Continent-continent collisions are not usually accompanied by subduction because both plates are too buoyant to be thrust deeply into the mantle. The amount of crustal thickening and uplift in such a collision can thus be much greater than for an ocean-continent collision. For example, over the past 40 million years, continental India has driven northward into continental Eurasia across the Himalayan mountain belt at a rate of about 40-50 millimeters per year. If you work it out, this implies that the two plates have somehow shortened by more than 1500 kilometers (about 900 miles) across the Himalayas. Since subduction is not occurring, the shortening has been accommodated by mountain building and lateral escape.
Factors that complicate calculations of total uplift
The simple geometric exercise above is designed to give you a feeling for the magnitudes of vertical uplift that might accompany horizontal motion. Plate convergence of hundreds or even a thousand kilometers or more over millions of years might be accompanied by only several kilometers of uplift. This uplift, while spectacular to the eye, is merely a small part of the displacement "budget", which is largely dominated by horizontal motion.
The geometric exercise ignores many important aspects of mountain building and cannot be used as a technique for predicting total topography given total horizontal motion. Why is this the case?
- Fault dips are rarely well known and faults are often curved, with their dips increasing toward the surface.
- Erosion/mass wasting removes material from the upper reaches of uplifting regions, sometimes nearly as quickly as the region is going up!
- Vertical uplift must fight the downward pull of gravity. In extreme cases, no amount of horizontal convergence is capable of causing further uplift.

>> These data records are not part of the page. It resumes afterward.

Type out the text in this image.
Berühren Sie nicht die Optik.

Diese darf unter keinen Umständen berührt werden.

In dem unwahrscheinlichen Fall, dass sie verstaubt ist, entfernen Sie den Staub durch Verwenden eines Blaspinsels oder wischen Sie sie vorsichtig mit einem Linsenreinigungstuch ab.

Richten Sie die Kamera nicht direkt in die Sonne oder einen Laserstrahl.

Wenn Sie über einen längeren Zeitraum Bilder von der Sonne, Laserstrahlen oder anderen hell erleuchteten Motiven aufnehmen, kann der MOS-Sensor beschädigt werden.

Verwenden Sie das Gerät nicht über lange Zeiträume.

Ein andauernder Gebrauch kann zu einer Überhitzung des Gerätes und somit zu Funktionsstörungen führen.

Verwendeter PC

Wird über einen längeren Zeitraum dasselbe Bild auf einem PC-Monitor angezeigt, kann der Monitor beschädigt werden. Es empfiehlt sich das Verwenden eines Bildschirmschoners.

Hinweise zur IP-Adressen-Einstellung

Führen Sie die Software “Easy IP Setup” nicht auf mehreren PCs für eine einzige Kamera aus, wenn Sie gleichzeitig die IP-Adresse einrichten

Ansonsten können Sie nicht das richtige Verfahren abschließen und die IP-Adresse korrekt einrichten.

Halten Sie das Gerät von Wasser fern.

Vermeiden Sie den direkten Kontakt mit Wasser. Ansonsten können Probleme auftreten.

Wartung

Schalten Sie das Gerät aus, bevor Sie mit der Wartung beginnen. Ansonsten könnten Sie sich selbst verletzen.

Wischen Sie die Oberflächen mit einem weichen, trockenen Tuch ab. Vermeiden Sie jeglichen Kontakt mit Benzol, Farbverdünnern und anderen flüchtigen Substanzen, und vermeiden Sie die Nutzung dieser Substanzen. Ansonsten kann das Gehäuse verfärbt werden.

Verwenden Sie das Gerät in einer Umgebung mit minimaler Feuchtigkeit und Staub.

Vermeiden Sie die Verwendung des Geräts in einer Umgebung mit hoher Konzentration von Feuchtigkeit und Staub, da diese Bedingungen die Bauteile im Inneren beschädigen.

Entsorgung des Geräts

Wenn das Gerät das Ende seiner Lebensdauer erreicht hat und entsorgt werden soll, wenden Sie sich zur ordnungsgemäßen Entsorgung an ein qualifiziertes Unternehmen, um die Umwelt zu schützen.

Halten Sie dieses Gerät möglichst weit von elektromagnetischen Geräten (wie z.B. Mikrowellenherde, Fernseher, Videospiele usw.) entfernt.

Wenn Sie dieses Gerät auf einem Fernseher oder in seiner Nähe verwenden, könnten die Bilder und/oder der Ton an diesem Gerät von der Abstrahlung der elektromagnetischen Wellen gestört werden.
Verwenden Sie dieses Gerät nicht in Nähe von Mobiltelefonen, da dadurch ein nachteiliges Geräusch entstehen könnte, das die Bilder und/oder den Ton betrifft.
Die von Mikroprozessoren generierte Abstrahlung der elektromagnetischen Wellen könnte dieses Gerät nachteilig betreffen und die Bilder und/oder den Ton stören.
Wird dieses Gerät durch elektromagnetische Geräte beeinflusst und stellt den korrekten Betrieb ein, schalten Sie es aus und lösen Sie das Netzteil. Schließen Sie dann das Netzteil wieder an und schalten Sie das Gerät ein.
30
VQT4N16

- Crustal uplift often coincides with subsidence through a process called isostatic adjustment, which we will study later in the course. This is analogous to climbing into a boat, which sinks lower into the water once your weight is added to that of the boat. Your net height above the water surface is equal to your height on land minus the amount the boat sinks. Continents similarly sink into the underlying mantle when substantial topographic loads are added to their surface.
- Lateral escape of crust sometimes accommodates a significant fraction of plate convergence, leaving less available for inducing vertical uplift.
- Uplift can occur simultaneously or sequentially along many faults that exist in a broad zone of deformation between two converging plates. Relating the total horizontal convergence to total "shortening" then requires measurements across many faults.